Não gostei nada das "coreografias" com tochas e petardos que algumas claques insistem em exibir na topo sul do estádio, o que levará o Sporting - uma vez mais - a ser alvo de duras sanções pecuniárias da UEFA, que nestas coisas não perdoa. Nem do tapete verde, que continua a provocar perigosas escorregadelas mesmo após a intervenção de emergência ali ocorrida desde a recepção ao Varzim. Eram também escusados aqueles "olés" finais, muito mais apropriados para praças de toiros do que para estádios de futebol: acabaram por desconcentrar os jogadores num período crucial da partida e revelar uma arrogância mais própria de outros emblemas.

3 comentários

  • Sem imagem de perfil

    25.11.2021

    Penso exatamente o contrário.

    Os olheiros do Sporting têm sido umas das chaves (menos faladas e reconhecidas) do nosso atual sucesso. Foram eles que, por exemplo, desencataram o Porro (de quem, por exemplo, o Ruben Amorim nunca tinha ouvido falar).

    Não há jogador comprado que não jogue na equipa, seja como titular, seja como suplente (bastante) utilizado. Sempre pela certa, a encontrar achados, como o Matheus Nunes, ou a pagar caro por quem merece, como tem que ser.

    Têm tido uma taxa de sucesso muito acima do que alguma vez vi no nosso clube e não merecem este tipo de comentários.

    Além de que, para comprar o Arthur Cabral, não eram preciso olheiros. O Basel e o campeonato suiço têm hoje muito mais visibilidade do que tinham há alguns anos. Qualquer pessoa minimamente atenta ao futebol conhecia o jogador em questão.

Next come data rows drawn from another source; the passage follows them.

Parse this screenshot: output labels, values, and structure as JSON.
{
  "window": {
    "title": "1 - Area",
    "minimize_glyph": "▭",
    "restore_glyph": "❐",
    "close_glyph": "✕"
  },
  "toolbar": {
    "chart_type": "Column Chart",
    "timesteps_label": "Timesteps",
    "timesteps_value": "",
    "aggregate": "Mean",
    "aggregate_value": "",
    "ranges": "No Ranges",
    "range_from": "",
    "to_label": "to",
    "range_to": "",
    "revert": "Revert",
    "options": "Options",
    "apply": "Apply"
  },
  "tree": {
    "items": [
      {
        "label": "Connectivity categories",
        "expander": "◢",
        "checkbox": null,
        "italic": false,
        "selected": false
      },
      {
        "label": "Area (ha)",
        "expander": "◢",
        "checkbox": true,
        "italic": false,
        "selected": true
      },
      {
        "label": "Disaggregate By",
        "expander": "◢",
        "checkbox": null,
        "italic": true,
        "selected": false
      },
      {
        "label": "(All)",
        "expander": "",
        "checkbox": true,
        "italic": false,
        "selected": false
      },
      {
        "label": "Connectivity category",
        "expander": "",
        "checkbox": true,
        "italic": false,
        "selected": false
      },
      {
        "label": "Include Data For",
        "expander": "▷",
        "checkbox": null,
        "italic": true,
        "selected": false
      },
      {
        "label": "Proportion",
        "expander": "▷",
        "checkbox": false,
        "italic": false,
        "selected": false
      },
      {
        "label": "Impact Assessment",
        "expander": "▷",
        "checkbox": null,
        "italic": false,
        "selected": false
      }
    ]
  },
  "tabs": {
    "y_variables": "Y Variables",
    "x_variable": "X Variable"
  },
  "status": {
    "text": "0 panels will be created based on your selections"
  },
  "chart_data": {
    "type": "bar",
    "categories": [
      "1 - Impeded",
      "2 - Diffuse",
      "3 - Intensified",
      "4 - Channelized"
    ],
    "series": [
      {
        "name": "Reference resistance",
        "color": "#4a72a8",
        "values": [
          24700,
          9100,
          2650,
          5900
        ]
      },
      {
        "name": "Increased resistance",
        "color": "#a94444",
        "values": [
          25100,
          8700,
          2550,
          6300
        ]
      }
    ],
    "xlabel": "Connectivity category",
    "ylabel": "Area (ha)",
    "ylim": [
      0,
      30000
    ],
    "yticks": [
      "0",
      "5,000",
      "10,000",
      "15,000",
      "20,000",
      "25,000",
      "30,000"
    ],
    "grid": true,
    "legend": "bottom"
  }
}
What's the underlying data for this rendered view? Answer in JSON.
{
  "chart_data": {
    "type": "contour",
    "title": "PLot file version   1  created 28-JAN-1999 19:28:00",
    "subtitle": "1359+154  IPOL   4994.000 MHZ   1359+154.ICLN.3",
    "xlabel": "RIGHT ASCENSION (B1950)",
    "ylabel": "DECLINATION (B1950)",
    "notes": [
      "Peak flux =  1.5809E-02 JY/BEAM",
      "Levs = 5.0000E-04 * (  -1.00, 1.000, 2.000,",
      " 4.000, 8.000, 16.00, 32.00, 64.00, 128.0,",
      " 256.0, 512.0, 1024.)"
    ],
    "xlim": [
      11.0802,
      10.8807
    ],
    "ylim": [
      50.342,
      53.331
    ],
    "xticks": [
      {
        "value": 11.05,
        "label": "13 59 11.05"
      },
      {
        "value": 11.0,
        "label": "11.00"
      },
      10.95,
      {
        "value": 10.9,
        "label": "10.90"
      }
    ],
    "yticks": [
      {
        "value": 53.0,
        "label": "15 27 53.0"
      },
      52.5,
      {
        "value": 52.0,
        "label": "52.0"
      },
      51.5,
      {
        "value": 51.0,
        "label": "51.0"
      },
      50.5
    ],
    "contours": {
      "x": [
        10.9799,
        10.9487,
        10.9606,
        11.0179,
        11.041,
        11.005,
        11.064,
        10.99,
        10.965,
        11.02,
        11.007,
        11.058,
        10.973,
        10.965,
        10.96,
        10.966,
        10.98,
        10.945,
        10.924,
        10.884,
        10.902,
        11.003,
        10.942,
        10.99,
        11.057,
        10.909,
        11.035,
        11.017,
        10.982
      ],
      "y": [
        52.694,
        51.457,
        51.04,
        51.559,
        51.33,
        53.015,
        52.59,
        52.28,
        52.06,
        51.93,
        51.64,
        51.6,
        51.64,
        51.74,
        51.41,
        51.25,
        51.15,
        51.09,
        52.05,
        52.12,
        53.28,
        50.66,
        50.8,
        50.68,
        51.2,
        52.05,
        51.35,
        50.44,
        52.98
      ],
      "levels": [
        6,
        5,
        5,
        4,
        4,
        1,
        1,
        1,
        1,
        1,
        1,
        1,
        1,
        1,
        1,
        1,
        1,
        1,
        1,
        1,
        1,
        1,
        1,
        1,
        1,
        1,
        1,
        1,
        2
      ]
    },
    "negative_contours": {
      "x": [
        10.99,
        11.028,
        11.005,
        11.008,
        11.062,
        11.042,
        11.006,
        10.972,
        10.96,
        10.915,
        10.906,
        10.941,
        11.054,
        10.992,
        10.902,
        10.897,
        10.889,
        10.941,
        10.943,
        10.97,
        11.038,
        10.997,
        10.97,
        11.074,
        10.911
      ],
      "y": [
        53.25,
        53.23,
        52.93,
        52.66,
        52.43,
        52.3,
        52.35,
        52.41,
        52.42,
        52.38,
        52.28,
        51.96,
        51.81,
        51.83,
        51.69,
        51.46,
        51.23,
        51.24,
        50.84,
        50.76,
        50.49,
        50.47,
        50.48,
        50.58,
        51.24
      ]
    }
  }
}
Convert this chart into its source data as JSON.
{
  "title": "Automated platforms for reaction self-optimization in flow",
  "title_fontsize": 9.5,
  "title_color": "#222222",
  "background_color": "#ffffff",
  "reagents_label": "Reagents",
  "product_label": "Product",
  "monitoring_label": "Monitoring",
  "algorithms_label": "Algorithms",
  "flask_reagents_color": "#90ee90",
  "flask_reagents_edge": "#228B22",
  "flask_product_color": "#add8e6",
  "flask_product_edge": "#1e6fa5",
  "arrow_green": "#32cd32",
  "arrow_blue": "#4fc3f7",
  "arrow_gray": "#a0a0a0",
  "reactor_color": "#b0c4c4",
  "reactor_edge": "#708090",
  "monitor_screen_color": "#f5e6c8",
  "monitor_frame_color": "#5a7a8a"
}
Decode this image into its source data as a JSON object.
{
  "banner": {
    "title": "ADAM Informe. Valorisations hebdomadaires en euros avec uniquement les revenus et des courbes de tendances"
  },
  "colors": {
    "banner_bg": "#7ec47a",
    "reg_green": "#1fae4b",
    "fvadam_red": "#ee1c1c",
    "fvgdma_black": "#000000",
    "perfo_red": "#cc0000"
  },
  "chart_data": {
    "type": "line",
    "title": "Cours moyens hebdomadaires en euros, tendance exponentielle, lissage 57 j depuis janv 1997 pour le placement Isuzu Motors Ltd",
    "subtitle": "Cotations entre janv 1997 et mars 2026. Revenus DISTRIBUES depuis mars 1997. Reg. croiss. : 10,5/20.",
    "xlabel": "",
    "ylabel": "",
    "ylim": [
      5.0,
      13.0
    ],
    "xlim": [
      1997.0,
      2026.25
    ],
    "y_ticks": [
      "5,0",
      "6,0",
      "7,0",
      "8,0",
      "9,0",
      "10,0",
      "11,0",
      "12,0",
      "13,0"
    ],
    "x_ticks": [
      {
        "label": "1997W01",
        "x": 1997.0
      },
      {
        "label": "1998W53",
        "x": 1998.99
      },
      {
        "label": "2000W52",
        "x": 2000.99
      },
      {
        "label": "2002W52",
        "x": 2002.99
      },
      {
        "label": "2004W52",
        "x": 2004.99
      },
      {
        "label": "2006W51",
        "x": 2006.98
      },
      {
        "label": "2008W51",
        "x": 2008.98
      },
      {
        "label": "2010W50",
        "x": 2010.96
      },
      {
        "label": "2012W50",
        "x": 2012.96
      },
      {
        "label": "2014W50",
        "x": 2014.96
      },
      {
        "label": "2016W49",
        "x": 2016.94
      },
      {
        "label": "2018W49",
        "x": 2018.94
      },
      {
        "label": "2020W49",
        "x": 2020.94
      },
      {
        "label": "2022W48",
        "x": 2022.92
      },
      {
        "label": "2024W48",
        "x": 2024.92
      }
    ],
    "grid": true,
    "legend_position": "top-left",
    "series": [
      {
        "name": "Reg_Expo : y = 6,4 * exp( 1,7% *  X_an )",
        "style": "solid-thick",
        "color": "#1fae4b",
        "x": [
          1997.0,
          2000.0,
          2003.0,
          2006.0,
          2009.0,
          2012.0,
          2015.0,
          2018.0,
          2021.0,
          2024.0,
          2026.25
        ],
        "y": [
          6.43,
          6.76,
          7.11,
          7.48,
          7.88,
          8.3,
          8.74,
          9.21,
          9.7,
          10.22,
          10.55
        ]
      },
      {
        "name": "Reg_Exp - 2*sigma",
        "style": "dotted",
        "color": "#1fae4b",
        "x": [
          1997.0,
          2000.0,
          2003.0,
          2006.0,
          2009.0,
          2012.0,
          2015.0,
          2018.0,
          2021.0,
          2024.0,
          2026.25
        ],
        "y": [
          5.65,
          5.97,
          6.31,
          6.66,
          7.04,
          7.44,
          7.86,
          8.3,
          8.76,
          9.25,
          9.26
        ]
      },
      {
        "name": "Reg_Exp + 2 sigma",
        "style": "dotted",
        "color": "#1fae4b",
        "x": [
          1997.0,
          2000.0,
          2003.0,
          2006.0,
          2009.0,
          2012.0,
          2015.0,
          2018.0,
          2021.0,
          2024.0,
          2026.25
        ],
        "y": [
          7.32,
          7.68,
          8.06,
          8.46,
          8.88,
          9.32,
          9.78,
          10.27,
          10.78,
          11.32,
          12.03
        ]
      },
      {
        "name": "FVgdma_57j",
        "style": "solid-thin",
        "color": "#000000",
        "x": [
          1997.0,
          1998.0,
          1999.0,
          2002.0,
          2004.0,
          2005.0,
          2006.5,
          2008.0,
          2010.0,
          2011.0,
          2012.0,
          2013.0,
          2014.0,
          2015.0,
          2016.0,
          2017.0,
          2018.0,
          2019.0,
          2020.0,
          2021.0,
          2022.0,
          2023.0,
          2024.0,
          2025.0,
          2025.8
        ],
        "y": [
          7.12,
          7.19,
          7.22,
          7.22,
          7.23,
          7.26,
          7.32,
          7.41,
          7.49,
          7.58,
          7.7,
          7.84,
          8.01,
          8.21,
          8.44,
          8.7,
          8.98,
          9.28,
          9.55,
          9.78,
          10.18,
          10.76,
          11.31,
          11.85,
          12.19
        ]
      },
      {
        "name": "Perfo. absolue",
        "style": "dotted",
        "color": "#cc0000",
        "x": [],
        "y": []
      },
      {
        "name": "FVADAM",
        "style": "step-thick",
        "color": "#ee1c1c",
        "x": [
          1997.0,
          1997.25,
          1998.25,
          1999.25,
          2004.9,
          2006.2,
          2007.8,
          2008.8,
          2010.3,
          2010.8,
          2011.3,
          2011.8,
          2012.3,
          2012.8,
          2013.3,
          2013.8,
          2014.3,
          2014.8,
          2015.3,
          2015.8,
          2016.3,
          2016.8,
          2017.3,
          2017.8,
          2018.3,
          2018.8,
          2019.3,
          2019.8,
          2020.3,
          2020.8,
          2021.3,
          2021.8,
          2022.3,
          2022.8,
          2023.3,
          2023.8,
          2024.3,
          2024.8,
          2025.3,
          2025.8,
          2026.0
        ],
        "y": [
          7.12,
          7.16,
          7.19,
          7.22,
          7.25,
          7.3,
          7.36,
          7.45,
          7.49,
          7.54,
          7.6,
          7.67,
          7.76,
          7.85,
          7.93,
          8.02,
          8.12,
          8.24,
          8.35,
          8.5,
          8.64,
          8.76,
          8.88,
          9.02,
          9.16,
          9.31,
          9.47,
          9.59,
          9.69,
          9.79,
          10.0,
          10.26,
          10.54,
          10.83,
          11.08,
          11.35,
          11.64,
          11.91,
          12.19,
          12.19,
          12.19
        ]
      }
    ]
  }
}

    Também já todos lemos e ouvimos por aqui que o Sporting cometeu um grande erro ao não contratar o Yaremchuck, que afinal, que marca menos que o Paulinho, com a diferença de ter sido mais caro (e, ameu ver, dar muito menos à equipa).
  • Sem imagem de perfil

    Luis Barros 25.11.2021

    Se diz, que alguém minimamente informado já conhecia o jogador, então as avaliações têm sido fracas.
    Antes da contratação do Paulinho (https://sporting.blogs.sapo.pt/que-plantel-para-o-resto-da-temporada-6096705?thread=76073793#t76073793), já este jogador dava nas vistas e estava avaliado em cerca de 6 milhões de euros. Agora, depois de ser chamado à seleção brasileira, a sua cotação mais do que duplicou, estando neste momento cotado em 15 milhões. Este miúdo com a qualidade que tem, bem trabalhado por Amorim tenho a certeza que já valeria muito mais.
    Zenha, na última entrevista que deu, afirmou que o Sporting todos os anos precisa de vender jogadores e como não tem sido habitual formar pontas de lança em Alcochete, o tipo de jogador que gera maior procura e mais valias, torna-se urgente pesquisar com critério, para valorizar desportiva e financeiramente. Arthur Cabral teria sido uma boa aposta desportiva e financeira, além de que, na altura, não constava que tivesse empresário. Ou será que os olheiras do Clube só procuram jogadores com empresário?